Maths
Inter-quartile range, cumulative frequency, box and whisker plots - Higher
If you are studying the higher paper you will need to know the difference between discrete and continuous data, how to plot and interpret histograms, how to calculate inter-quartile ranges, cumulative frequency and box and whisker plots.
Raw data is the information we get when we do a survey. For example, we might have a list of heights or shoe sizes.
Data can either be discrete or continuous.
This data set shows a group of discrete data.
This is called discrete data because the units of measurement (for example, CDs) cannot be split up; there is nothing between 1 CD and 2 CDs.
| Music format | Number sold |
|---|---|
| CD albums | 140 |
| CD singles | 70 |
| Downloads | 55 |
| Vinyl | 5 |
| Total sales | 270 |

Shoe sizes are a classic example of discrete data, because sizes 39 and 40 mean something, but size 39.2, for example, does not.
The data set shows a group of continuous data.
This data is called continuous because the scale of measurement - distance - has meaning at all points between the numbers given, eg we can travel a distance of 1.2 and 1.8 miles.
| Distance in miles | 0.1 0.2 0.6 1.1 1.2 1.8 2.0 2.7 3.4 4.6 6.2 8.0 12.1 14.2 |
For each question decide whether the datat set is discrete or continuous.
The heights of pupils in class 3A.
Height is continuous. For example, a pupil could be 152.3cm.
The number of chocolates in various 500g boxes.
The number of chocolates is discrete. There would not be half chocolates in a box.

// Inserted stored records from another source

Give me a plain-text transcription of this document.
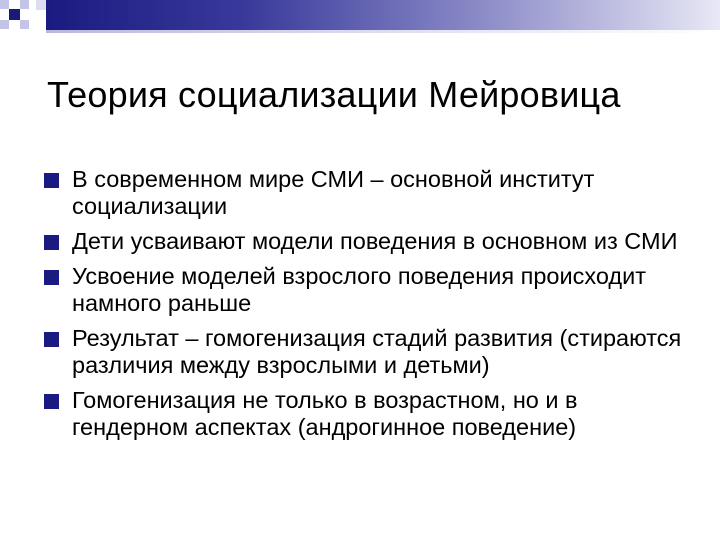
Теория социализации Мейровица
В современном мире СМИ – основной институт социализации
Дети усваивают модели поведения в основном из СМИ
Усвоение моделей взрослого поведения происходит намного раньше
Результат – гомогенизация стадий развития (стираются различия между взрослыми и детьми)
Гомогенизация не только в возрастном, но и в гендерном аспектах (андрогинное поведение)
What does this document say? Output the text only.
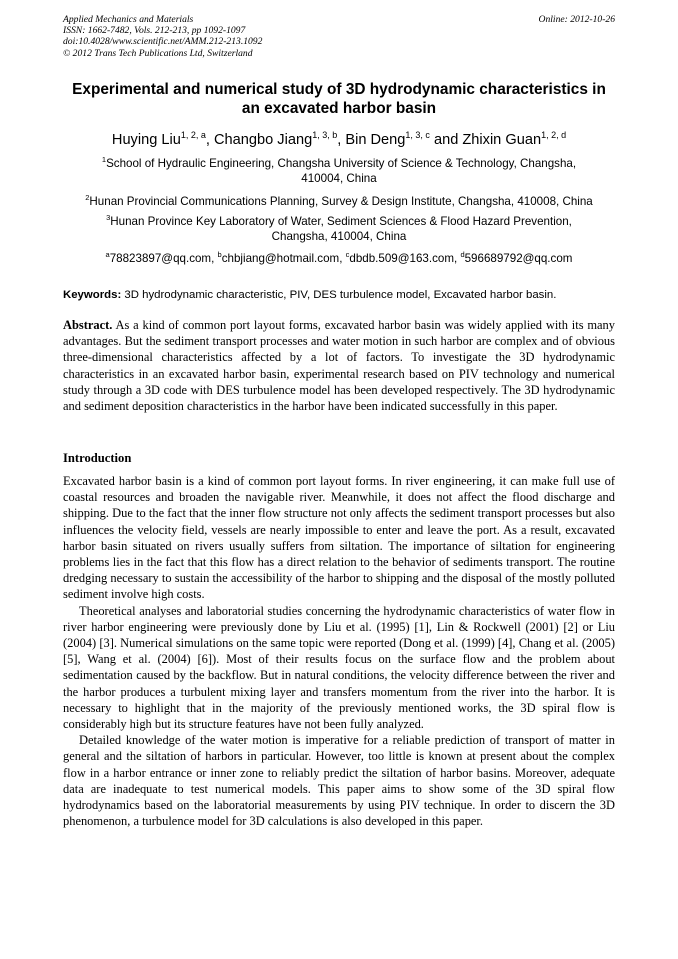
Applied Mechanics and Materials
ISSN: 1662-7482, Vols. 212-213, pp 1092-1097
doi:10.4028/www.scientific.net/AMM.212-213.1092
© 2012 Trans Tech Publications Ltd, Switzerland
Online: 2012-10-26
Experimental and numerical study of 3D hydrodynamic characteristics in an excavated harbor basin
Huying Liu$^{1, 2, a}$, Changbo Jiang$^{1, 3, b}$, Bin Deng$^{1, 3, c}$ and Zhixin Guan$^{1, 2, d}$
$^1$School of Hydraulic Engineering, Changsha University of Science & Technology, Changsha, 410004, China
$^2$Hunan Provincial Communications Planning, Survey & Design Institute, Changsha, 410008, China
$^3$Hunan Province Key Laboratory of Water, Sediment Sciences & Flood Hazard Prevention, Changsha, 410004, China
$^a$78823897@qq.com, $^b$chbjiang@hotmail.com, $^c$dbdb.509@163.com, $^d$596689792@qq.com
Keywords: 3D hydrodynamic characteristic, PIV, DES turbulence model, Excavated harbor basin.
Abstract. As a kind of common port layout forms, excavated harbor basin was widely applied with its many advantages. But the sediment transport processes and water motion in such harbor are complex and of obvious three-dimensional characteristics affected by a lot of factors. To investigate the 3D hydrodynamic characteristics in an excavated harbor basin, experimental research based on PIV technology and numerical study through a 3D code with DES turbulence model has been developed respectively. The 3D hydrodynamic and sediment deposition characteristics in the harbor have been indicated successfully in this paper.
Introduction
Excavated harbor basin is a kind of common port layout forms. In river engineering, it can make full use of coastal resources and broaden the navigable river. Meanwhile, it does not affect the flood discharge and shipping. Due to the fact that the inner flow structure not only affects the sediment transport processes but also influences the velocity field, vessels are nearly impossible to enter and leave the port. As a result, excavated harbor basin situated on rivers usually suffers from siltation. The importance of siltation for engineering problems lies in the fact that this flow has a direct relation to the behavior of sediments transport. The routine dredging necessary to sustain the accessibility of the harbor to shipping and the disposal of the mostly polluted sediment involve high costs.
Theoretical analyses and laboratorial studies concerning the hydrodynamic characteristics of water flow in river harbor engineering were previously done by Liu et al. (1995) [1], Lin & Rockwell (2001) [2] or Liu (2004) [3]. Numerical simulations on the same topic were reported (Dong et al. (1999) [4], Chang et al. (2005) [5], Wang et al. (2004) [6]). Most of their results focus on the surface flow and the problem about sedimentation caused by the backflow. But in natural conditions, the velocity difference between the river and the harbor produces a turbulent mixing layer and transfers momentum from the river into the harbor. It is necessary to highlight that in the majority of the previously mentioned works, the 3D spiral flow is considerably high but its structure features have not been fully analyzed.
Detailed knowledge of the water motion is imperative for a reliable prediction of transport of matter in general and the siltation of harbors in particular. However, too little is known at present about the complex flow in a harbor entrance or inner zone to reliably predict the siltation of harbor basins. Moreover, adequate data are inadequate to test numerical models. This paper aims to show some of the 3D spiral flow hydrodynamics based on the laboratorial measurements by using PIV technique. In order to discern the 3D phenomenon, a turbulence model for 3D calculations is also developed in this paper.
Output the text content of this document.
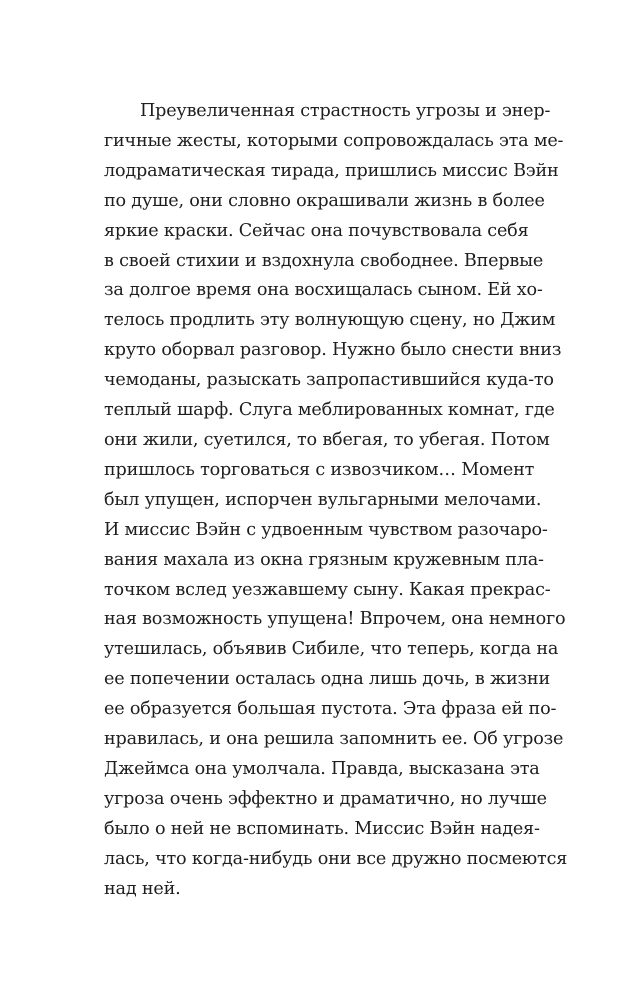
Преувеличенная страстность угрозы и энер-
гичные жесты, которыми сопровождалась эта ме-
лодраматическая тирада, пришлись миссис Вэйн
по душе, они словно окрашивали жизнь в более
яркие краски. Сейчас она почувствовала себя
в своей стихии и вздохнула свободнее. Впервые
за долгое время она восхищалась сыном. Ей хо-
телось продлить эту волнующую сцену, но Джим
круто оборвал разговор. Нужно было снести вниз
чемоданы, разыскать запропастившийся куда-то
теплый шарф. Слуга меблированных комнат, где
они жили, суетился, то вбегая, то убегая. Потом
пришлось торговаться с извозчиком… Момент
был упущен, испорчен вульгарными мелочами.
И миссис Вэйн с удвоенным чувством разочаро-
вания махала из окна грязным кружевным пла-
точком вслед уезжавшему сыну. Какая прекрас-
ная возможность упущена! Впрочем, она немного
утешилась, объявив Сибиле, что теперь, когда на
ее попечении осталась одна лишь дочь, в жизни
ее образуется большая пустота. Эта фраза ей по-
нравилась, и она решила запомнить ее. Об угрозе
Джеймса она умолчала. Правда, высказана эта
угроза очень эффектно и драматично, но лучше
было о ней не вспоминать. Миссис Вэйн надея-
лась, что когда-нибудь они все дружно посмеются
над ней.
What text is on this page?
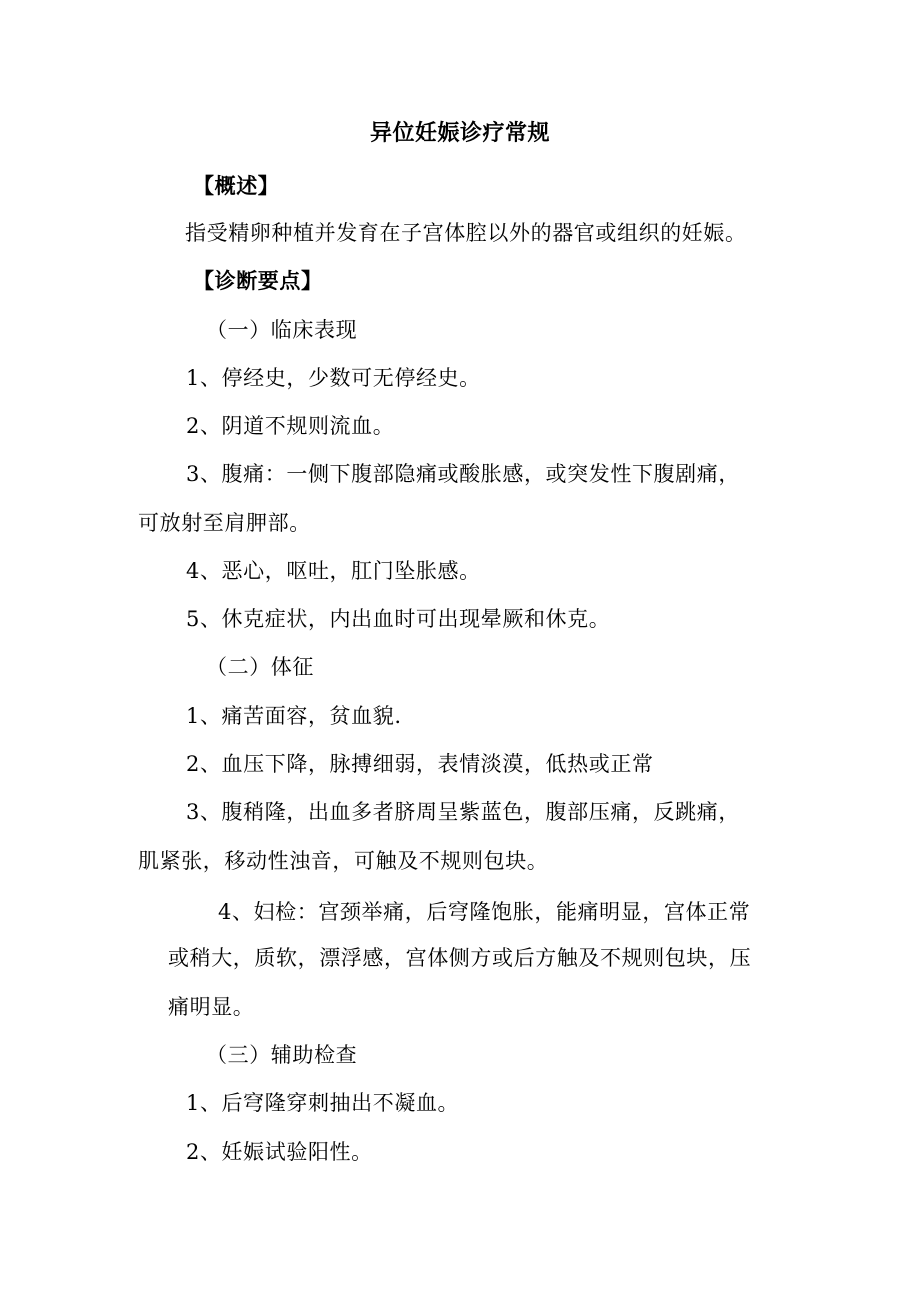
异位妊娠诊疗常规
【概述】
指受精卵种植并发育在子宫体腔以外的器官或组织的妊娠。
【诊断要点】
（一）临床表现
1、停经史，少数可无停经史。
2、阴道不规则流血。
3、腹痛：一侧下腹部隐痛或酸胀感，或突发性下腹剧痛，
可放射至肩胛部。
4、恶心，呕吐，肛门坠胀感。
5、休克症状，内出血时可出现晕厥和休克。
（二）体征
1、痛苦面容，贫血貌.
2、血压下降，脉搏细弱，表情淡漠，低热或正常
3、腹稍隆，出血多者脐周呈紫蓝色，腹部压痛，反跳痛，
肌紧张，移动性浊音，可触及不规则包块。
4、妇检：宫颈举痛，后穹隆饱胀，能痛明显，宫体正常
或稍大，质软，漂浮感，宫体侧方或后方触及不规则包块，压
痛明显。
（三）辅助检查
1、后穹隆穿刺抽出不凝血。
2、妊娠试验阳性。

The times taken for athletes to run 100m.
Time is continuous. For example, an athlete may run 100m in 10.37 seconds.
It is often better to display data in a table. This section will look at different ways to organise data, and revise the following terms:
The table shows the number of people on 12 different buses. Discrete data is normally grouped in the following way:
| Number of people on a bus | 4-6 | 7-9 | 10-12 | 13-15 |
|---|---|---|---|---|
| Frequency | 2 | 7 | 2 | 1 |
From the table we can see that there were 7 buses with 7-9 people on them. But we have no way of telling exactly how many people were on each bus.
Now look at the class widths: they are all 3.

The midpoints of the classes are 5, 8, 11 and 14, as shown in red.
There are many ways to represent continuous data in a table.
Example 1
This table showd the heights (h) of 25 people. The class widths are all 10.
| 120 | 130 | 140 | 150 |
|---|---|---|---|---|
| Frequency | 4 | 6 | 10 | 5 |

The class boundaries are 120, 130, 140, 150 and 160.
The midpoints of the classes are 125, 135, 145 and 155, shown in red.
Example 2
| Length (cm) | 110-129 | 130-149 | 150-169 | 170-189 |
|---|---|---|---|---|
| Frequency | 5 | 3 | 1 | 1 |

Example 3
| Height (cm) | 2-4 | 5-7 | 8-10 | 11-14 |
|---|---|---|---|---|
| Frequency | 7 | 6 | 2 | 5 |

Example 4
| Age (years) | 21-30 | 31-40 | 41-50 | 51-60 |
|---|---|---|---|---|
| Frequency | 8 | 10 | 3 | 4 |
This table looks very similar to the table in example 2, and you might assume that the class boundaries are 20.5, 30.5 etc - but they are not! Remember that if you are 16 now, you will be 16 right up until your 17th birthday.

The following table shows the ages of 25 children on a school bus:
| Age | Frequency |
|---|---|
| 5-10 | 6 |
| 11-15 | 15 |
| 16-17 | 4 |
| > 17 | 0 |
If we are going to draw a histogram to represent the data, we first need to find the class boundaries. In this case they are 5, 11, 16 and 18. The class widths are therefore 6, 5 and 2.
The area of a histogram represents the frequency.
The areas of our bars should therefore be 6, 15 and 4.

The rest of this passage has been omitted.